Depression is a very real aspect of life. There is not one individual who has not experienced depression in some form over their lifetime. These experiences usually come and go at various times. From my own experience, I would say that when I have been in a period of depression, I felt as if my very life was being sucked out of me. I have no energy, no joy, no motivation. I felt like I am living in a shadow. I view these time periods as living in a valley, a valley which is dark and gloomy.

I am fortunate that I am able to climb out of the valley, out of the period of depression. This happens due to my having an excellent support system, especially my husband. Unfortunately, many individuals do not have a strong support system. Others have an outstanding support system but out of fear do not reach out and honestly share their depression with members of that group. Sometimes living in the valley of the shadow of death leads them to view physical death as the best way out of the valley. They feel alone and isolated even when they are surrounded by loving and supportive individuals. This is not because they are weak or selfish, in fact, they are usually the opposite of these traits.

One of my truths which has been a comfort and provides assistance during these times of depression is found in the words of the psalm following the above phrase: “I will fear no evil for you are with me, your rod and staff comfort me.” I am reminded that I am never alone. I am not alone when life is going smoothly, and I am not alone when the shadow overwhelms me in the valley. The strength of the Lord (rod and staff) sustains me when I am feeling weak.

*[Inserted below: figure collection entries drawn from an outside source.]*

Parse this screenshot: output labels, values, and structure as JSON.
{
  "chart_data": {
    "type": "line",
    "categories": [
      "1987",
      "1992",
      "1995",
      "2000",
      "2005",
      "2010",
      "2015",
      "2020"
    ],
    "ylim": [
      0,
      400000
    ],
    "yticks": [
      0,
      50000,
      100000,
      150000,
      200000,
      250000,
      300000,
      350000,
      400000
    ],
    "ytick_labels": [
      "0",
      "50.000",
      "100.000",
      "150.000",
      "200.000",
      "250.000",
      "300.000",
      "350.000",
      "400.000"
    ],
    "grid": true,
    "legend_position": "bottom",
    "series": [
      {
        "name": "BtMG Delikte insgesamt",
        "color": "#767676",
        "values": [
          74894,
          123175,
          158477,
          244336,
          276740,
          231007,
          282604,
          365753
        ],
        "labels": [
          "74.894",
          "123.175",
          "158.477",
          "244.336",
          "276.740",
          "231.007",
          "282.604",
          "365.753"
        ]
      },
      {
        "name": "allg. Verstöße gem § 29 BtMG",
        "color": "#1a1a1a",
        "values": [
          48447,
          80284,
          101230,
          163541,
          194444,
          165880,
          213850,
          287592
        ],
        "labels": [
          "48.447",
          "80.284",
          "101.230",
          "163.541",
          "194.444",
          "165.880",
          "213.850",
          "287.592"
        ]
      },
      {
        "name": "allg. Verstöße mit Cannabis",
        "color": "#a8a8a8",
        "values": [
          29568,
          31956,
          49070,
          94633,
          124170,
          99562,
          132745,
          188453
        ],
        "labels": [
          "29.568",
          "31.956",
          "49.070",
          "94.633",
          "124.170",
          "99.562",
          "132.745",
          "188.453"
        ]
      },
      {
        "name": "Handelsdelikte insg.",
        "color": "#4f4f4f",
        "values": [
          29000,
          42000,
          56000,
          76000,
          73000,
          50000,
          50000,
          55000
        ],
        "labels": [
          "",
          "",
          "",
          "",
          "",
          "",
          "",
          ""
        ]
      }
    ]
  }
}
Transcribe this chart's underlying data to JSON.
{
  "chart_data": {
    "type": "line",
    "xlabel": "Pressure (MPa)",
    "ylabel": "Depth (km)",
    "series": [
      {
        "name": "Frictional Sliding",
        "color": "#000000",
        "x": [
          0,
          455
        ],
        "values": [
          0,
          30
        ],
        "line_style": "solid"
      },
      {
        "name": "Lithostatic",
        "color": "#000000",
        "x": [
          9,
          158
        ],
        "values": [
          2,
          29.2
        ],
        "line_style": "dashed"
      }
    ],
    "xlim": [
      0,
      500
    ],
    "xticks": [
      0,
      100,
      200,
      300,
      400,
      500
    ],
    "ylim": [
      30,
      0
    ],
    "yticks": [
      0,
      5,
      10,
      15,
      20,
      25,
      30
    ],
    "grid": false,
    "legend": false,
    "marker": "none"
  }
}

Depression is very real. Depression is not a sign of weakness or inability, it is an emotion in life that accompanies difficult situations as a person perceives them. The psalmist knew and understood this, in fact, probably was experiencing this. My message for anyone experiencing depression is to realize a few truths:

  • You are not the only one to experience this.
  • You are not the only one who has ever gone through what you are currently going through.
  • You are never alone because the Lord is in the valley with you.
  • You have people around you who are desiring more than anything to be supportive and present without judgment.
  • The valley is not the whole but a part and there will be times that you can stand atop the nearby mountain which has formed part of the valley.

If you think someone might be struggling with depression, the most important thing that you can do is to be present in a nonjudgmental way. Listen without giving advice. Love without expecting anything. Show them how the Lord is with you in whatever you are experiencing.

Maybe you will look at Psalm 23 a little differently today.